2.   Política industrial y crediticia activa: Las pequeñas y medianas empresas (PyMEs), que emplean a la mayor masa de trabajadores pero sufren de baja productividad, necesitan financiamiento blando y asistencia técnica para digitalizarse y escalar. Sin capital y tecnología, pagar mejores sueldos es materialmente imposible.
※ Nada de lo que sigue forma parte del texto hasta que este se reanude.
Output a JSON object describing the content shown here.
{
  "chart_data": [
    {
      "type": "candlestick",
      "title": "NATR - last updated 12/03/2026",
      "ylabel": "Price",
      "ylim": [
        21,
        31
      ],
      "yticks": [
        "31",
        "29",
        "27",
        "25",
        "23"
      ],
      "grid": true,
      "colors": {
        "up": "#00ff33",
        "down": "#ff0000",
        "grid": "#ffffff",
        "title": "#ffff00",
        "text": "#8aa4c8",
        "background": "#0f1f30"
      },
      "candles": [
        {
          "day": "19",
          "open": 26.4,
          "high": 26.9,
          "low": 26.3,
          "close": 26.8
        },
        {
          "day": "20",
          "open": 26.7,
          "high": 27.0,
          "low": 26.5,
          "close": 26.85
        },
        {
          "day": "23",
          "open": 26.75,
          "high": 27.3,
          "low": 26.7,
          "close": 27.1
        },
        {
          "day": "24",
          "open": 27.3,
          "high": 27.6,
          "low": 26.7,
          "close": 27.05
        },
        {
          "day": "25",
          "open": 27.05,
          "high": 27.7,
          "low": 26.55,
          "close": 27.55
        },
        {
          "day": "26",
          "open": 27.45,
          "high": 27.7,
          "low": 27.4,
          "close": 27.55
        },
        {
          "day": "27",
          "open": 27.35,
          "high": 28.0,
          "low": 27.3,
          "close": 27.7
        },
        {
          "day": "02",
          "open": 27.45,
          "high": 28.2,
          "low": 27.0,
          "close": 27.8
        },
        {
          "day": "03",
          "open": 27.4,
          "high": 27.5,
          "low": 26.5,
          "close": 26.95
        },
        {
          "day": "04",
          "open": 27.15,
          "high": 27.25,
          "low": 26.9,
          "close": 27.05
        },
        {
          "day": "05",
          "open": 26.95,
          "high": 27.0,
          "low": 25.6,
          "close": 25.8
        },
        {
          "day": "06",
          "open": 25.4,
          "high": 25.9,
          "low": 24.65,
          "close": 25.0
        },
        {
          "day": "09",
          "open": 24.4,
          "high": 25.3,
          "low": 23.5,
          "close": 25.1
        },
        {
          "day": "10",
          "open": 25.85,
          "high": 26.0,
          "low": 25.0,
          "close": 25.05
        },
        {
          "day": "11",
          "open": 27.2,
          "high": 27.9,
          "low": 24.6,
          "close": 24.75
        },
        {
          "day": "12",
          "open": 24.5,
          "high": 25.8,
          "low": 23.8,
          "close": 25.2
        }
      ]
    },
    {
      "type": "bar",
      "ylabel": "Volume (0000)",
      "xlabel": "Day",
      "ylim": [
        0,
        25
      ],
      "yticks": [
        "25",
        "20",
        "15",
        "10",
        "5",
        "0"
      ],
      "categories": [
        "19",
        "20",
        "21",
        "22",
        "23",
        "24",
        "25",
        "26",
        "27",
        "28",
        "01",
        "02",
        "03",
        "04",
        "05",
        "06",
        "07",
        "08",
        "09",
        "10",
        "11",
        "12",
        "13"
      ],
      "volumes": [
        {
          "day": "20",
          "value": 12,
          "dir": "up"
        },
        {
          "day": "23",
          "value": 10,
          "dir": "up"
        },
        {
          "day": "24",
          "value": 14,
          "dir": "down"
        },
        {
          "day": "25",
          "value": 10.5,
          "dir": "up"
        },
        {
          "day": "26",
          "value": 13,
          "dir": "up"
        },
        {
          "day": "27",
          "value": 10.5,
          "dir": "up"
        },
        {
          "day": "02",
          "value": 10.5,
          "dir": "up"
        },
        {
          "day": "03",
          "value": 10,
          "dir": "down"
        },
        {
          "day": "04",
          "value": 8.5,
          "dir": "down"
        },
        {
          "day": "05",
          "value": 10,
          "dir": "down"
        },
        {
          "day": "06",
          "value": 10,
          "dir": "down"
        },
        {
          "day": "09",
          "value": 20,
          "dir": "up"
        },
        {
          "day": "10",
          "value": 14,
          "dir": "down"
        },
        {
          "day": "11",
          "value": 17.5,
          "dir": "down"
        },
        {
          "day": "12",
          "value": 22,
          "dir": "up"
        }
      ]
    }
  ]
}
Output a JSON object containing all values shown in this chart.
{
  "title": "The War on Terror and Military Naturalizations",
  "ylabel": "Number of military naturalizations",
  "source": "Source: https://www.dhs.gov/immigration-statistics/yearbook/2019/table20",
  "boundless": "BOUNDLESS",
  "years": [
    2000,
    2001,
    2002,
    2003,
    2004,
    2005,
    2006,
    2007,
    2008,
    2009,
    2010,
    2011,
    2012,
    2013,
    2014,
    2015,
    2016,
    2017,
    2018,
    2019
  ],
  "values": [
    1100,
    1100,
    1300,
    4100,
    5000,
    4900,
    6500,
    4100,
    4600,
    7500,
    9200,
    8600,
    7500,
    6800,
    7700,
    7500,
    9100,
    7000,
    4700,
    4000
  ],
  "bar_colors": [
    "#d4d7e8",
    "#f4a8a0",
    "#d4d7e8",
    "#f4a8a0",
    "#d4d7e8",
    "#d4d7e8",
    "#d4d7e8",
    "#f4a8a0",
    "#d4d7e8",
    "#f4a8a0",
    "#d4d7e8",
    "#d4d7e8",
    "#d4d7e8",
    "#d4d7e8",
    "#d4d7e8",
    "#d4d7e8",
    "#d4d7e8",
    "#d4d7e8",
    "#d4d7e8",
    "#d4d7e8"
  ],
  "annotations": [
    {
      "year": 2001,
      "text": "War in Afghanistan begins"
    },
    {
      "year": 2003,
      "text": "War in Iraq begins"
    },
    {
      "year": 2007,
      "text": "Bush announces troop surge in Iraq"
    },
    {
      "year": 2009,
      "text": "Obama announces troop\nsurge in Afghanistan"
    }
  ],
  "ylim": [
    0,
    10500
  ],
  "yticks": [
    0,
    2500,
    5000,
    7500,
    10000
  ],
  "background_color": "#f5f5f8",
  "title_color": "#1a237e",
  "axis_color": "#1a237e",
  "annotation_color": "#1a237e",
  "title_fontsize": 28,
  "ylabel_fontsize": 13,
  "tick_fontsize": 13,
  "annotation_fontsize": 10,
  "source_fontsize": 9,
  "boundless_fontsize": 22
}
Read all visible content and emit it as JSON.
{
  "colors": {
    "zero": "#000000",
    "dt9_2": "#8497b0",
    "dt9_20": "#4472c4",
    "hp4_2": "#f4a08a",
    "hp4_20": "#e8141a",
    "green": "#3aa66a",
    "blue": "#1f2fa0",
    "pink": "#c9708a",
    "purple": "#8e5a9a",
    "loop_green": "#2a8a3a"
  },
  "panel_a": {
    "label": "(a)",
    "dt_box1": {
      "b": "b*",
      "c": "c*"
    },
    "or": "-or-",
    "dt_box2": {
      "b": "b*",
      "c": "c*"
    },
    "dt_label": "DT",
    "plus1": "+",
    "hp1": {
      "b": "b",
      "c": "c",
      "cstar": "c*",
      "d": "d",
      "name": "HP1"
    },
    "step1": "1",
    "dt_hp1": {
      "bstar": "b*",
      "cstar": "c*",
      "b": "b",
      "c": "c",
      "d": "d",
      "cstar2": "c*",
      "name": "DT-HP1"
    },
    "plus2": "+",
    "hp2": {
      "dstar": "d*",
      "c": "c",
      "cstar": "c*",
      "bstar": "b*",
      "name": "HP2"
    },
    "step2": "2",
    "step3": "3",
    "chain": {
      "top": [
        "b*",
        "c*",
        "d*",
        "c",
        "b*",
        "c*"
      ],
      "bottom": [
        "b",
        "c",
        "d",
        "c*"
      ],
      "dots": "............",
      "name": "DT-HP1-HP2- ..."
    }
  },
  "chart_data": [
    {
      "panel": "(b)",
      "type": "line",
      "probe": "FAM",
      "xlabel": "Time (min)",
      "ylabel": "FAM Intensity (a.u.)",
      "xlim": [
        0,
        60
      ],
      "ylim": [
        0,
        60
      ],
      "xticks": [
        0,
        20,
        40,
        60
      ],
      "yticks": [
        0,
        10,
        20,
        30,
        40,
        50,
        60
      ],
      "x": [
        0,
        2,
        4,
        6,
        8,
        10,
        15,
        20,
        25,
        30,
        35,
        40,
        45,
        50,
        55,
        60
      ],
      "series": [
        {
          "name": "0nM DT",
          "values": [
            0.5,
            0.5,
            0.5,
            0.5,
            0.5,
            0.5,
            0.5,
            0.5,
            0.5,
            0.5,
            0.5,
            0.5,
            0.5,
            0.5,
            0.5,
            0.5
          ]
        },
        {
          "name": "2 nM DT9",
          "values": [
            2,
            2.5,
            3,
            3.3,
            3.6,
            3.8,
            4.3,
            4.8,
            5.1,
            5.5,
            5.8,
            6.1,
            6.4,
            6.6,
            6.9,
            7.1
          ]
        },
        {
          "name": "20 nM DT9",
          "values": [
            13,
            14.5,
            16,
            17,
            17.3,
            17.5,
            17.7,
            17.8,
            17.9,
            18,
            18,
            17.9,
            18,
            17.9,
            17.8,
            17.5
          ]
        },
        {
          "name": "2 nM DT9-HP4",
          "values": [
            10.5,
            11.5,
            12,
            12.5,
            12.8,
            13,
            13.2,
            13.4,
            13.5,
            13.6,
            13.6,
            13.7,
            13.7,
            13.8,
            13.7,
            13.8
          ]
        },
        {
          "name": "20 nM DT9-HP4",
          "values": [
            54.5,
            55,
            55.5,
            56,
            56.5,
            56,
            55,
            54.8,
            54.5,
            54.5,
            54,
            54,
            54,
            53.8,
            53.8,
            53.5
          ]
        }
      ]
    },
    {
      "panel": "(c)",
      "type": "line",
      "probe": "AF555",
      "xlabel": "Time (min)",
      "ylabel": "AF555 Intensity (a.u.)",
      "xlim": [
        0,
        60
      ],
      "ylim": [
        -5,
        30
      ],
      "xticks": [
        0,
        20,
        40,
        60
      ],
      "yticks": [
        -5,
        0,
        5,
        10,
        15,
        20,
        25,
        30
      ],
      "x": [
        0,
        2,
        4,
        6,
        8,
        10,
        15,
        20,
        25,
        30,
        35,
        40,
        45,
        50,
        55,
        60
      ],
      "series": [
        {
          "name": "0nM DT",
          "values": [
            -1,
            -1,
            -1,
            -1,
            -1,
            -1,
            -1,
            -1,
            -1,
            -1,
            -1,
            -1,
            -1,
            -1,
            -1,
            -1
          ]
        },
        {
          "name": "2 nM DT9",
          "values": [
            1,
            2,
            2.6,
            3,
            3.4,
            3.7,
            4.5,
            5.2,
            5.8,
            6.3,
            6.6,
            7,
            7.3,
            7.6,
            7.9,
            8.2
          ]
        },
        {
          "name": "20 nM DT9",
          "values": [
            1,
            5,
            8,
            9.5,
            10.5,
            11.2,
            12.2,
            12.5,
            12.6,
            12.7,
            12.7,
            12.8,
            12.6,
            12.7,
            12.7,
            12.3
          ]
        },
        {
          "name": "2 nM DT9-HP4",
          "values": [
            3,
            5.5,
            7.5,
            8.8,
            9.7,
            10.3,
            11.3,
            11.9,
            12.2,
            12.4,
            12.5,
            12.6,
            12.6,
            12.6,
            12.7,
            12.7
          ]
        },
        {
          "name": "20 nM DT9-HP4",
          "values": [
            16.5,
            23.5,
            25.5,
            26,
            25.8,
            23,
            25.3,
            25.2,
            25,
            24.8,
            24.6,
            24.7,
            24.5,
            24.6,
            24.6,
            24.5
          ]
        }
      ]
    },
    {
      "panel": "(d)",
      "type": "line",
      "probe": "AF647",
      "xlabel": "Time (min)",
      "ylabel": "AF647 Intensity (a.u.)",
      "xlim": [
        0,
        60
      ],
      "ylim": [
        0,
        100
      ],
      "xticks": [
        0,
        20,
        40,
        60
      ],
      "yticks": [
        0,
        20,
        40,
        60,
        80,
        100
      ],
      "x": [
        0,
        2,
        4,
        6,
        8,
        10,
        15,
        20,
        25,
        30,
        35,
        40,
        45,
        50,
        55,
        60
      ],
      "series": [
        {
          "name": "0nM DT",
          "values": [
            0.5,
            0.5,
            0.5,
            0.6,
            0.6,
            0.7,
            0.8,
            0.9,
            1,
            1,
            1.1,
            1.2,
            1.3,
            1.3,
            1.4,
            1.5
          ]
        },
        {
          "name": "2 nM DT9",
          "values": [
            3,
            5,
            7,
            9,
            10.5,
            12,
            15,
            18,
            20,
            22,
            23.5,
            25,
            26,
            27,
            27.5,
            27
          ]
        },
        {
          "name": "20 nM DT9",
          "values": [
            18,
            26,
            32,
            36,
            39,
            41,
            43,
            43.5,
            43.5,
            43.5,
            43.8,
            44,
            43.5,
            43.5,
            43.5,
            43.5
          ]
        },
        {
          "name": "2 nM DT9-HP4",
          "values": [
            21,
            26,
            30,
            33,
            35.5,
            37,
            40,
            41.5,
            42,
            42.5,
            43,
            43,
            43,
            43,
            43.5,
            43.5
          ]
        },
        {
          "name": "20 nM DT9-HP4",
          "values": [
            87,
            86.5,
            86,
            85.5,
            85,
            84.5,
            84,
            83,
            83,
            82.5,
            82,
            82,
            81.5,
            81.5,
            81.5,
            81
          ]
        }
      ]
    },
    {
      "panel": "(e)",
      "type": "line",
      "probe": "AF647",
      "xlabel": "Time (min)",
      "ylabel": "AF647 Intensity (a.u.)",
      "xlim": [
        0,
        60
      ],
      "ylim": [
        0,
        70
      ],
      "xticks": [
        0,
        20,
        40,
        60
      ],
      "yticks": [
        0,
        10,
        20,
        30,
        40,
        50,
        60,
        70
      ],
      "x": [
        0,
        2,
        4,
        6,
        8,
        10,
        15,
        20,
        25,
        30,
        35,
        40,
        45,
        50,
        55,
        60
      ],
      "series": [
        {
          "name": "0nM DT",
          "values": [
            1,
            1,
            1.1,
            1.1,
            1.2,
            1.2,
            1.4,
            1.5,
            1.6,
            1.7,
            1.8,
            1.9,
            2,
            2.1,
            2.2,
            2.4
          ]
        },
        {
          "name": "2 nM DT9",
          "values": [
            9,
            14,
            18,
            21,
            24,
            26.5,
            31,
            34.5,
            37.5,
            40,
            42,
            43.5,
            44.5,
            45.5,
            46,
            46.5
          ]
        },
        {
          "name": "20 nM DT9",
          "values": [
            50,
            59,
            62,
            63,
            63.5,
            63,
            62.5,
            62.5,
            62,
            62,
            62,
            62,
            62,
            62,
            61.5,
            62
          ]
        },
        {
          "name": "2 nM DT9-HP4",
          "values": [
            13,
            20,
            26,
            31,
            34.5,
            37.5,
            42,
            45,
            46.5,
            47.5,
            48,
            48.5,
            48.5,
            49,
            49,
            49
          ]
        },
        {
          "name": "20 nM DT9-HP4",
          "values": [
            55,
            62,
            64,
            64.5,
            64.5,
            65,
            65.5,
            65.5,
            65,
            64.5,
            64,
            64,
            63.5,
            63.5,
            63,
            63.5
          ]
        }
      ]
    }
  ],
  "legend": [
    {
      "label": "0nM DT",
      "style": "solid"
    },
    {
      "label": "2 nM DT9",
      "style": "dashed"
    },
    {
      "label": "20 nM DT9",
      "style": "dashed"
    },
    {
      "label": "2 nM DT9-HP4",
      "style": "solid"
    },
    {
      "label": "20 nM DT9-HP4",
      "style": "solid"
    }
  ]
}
Asimismo, abaratando costos logísticos estructurales (transporte, energía y conectividad) se alivia a las empresas sin recurrir al recorte de los ingresos obreros.

3.   Conexión virtuosa entre educación e ingresos: La vulnerabilidad que golpea con dureza a los jóvenes y a los trabajadores informales exige educación dual, recualificación permanente y programas masivos de inserción laboral formal que cierren la brecha de los salarios sumergidos.

4.   Fortalecimiento institucional de la negociación colectiva: Lejos de apostar a una flexibilización laboral que destruya convenios, la negociación por rama de actividad debe asegurar que la competencia empresarial no se dé en el terreno de la precarización, obligando a ganar competitividad mediante la eficiencia organizativa y la innovación.

5.   Reforma tributaria progresiva: Si la masa salarial apenas roza el 40% del PIB, la política fiscal debe reequilibrar la balanza aliviando el peso sobre los ingresos del trabajo (IVA en bienes básicos y franjas medias-bajas del IRPF).

Conclusión

Uruguay se encuentra ante una encrucijada histórica.

Continuar administrando la escasez mediante parches coyunturales perpetuará una fractura social insostenible. Es tiempo de asumir que la justicia distributiva y la eficiencia económica no son caminos antagónicos, sino las dos caras de una misma moneda.

Solo con salarios dignos, que recuperen su jerarquía histórica y reflejen el verdadero esfuerzo de nuestra sociedad, el país podrá construir un crecimiento con bases firmes, integración real y futuro.